|Author||Topic: Beginning to feel that I don't have enough time|
I'm currently on page 343 of book 1 (3.2. Time-Weighted Rate of Return) and I feel like I'm behind. I'm doing like the introduction to the book recommended and I definitely study more than 20 hours a week with 4 hours each day. I'm juggling a full-time job at one of the Big Four auditing companies and I just don't know what my progress is to everyone else around the world.
I actually started quant by trying to memorize the formulas before a colleague reminded me that I own a financial calculator for a reason and this ephiphany set me back I think. How come the CFAI books don't teach you to use the calculators anyway? So I have AnalystNotes and they help with learning the functions but for actually digesting the CFAI material I just don't know if I'm working effectively. I read and re-read, I solve and try to understand the examples and the EOC questions but I don't know if I'm working fast enough.
Can someone set my mind at ease or give me a good kick? Most days I want to give up because there's just a mountain of material to read and explore (and solve).
I started on the first day of January but quant has taken me since the middle of January while ethics was a breeze. FR is like 700 pages and I'm sweating.
Level 1 definitely has a ton of material. But don't stress - with a little bit of planning you will be able to successfully complete it.
From my experience, while the CFAI textbooks are excellent resources to master your knowledge ( you can do this even after yours exams if you wanted to... remember you are now a serious investment professional committed to lifelong learning :) ), for the next four months your #1 priority should be optimizing whatever time that is available to get the best possible result on exam day.
So you have 120 MCQ in the morning for 3 hours and then another 120 MCQ in the afternoon for 3 hours.
Between now and exam day,what should you do to get good scores on both these sessions ?
1) Read your study guides to understand the material. Where you see more than one example in the guides try to actively solve the questions on your own before reading the solutions/ watching the workings in the relevant videos. Spend 1-1.5hrs now learning everything you need to know about using your calculator -non probability statistics (mean, standard deviation, variance), cashflow stuff, time value problems, IRR/NPV/NFV/PB/DPB, Combination/Permutation buttons, Bond Functions, storing/recalling values etc..
2) Do all the CFA Institute Blue Box questions.
3) Do all CFA Institute End-of Chapter questions.
4) If you can't answer the Institute's questions after reviewing only the Study guides, try reading the relevant sections from the CFA textbooks.

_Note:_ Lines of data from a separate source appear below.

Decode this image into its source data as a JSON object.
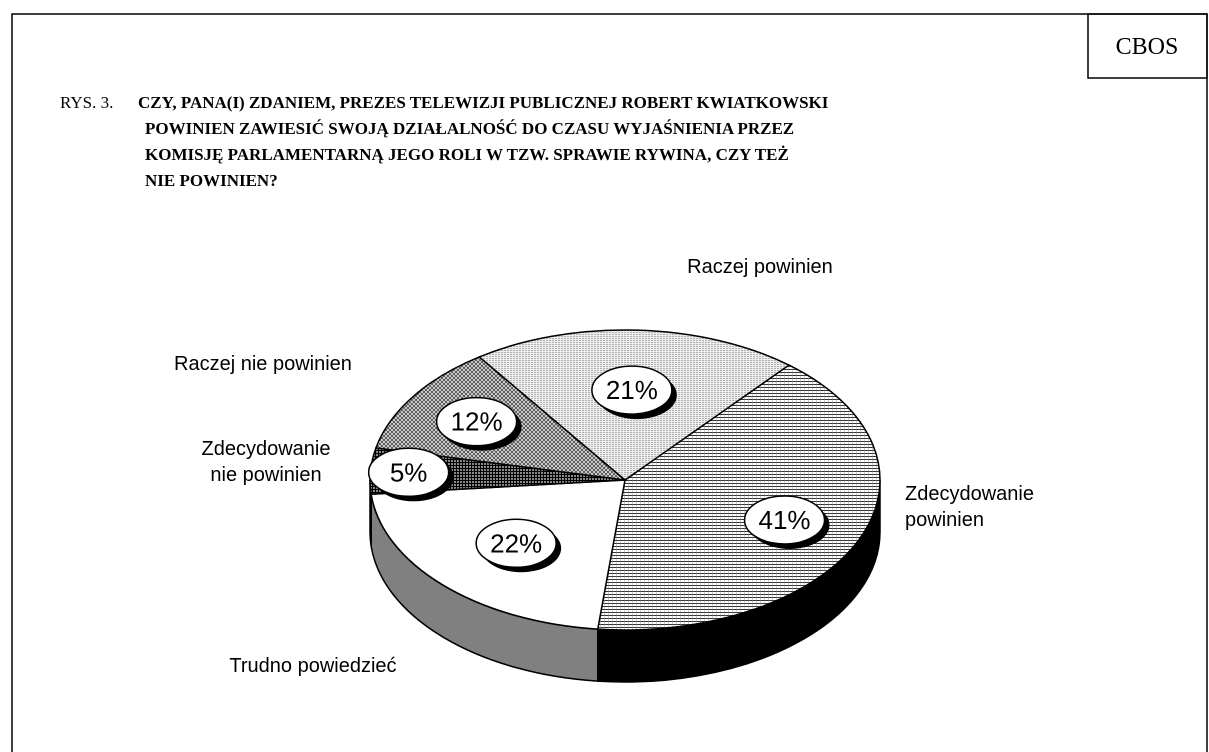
{
  "source": "CBOS",
  "chart_data": {
    "type": "pie3d",
    "figure_label": "RYS. 3.",
    "title": [
      "CZY, PANA(I) ZDANIEM, PREZES TELEWIZJI PUBLICZNEJ ROBERT KWIATKOWSKI",
      "POWINIEN ZAWIESIĆ SWOJĄ DZIAŁALNOŚĆ DO CZASU WYJAŚNIENIA PRZEZ",
      "KOMISJĘ PARLAMENTARNĄ JEGO ROLI W TZW. SPRAWIE RYWINA, CZY TEŻ",
      "NIE  POWINIEN?"
    ],
    "categories": [
      "Zdecydowanie powinien",
      "Trudno powiedzieć",
      "Zdecydowanie nie powinien",
      "Raczej nie powinien",
      "Raczej powinien"
    ],
    "values": [
      41,
      22,
      5,
      12,
      21
    ],
    "value_labels": [
      "41%",
      "22%",
      "5%",
      "12%",
      "21%"
    ],
    "colors": [
      "#000000",
      "#808080",
      "#404040",
      "#606060",
      "#707070"
    ]
  }
}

5) Do the 10 CFA Institute Topic Area Tests
6) Do as many mock exams as you can. Give yourself enough time to learn from these exams as well.
Btw try to time these for "uninterrupted" 3 hours blocks of 120 questions.Yes, I totally mean "uninterrupted".
In the actual exam, you can't even have a bottle of water under your seat and have to unfortunately waste a couple of minutes to raise your hand, head off to a water cooler, pour some water in, drink it and head back to your seat (personally not a big fan of this policy as it can feel quite dehydrating in summer; but the Institute advises that it is to prevent candidates spilling on either their own or others exam scripts;)
All the best with your preparation!!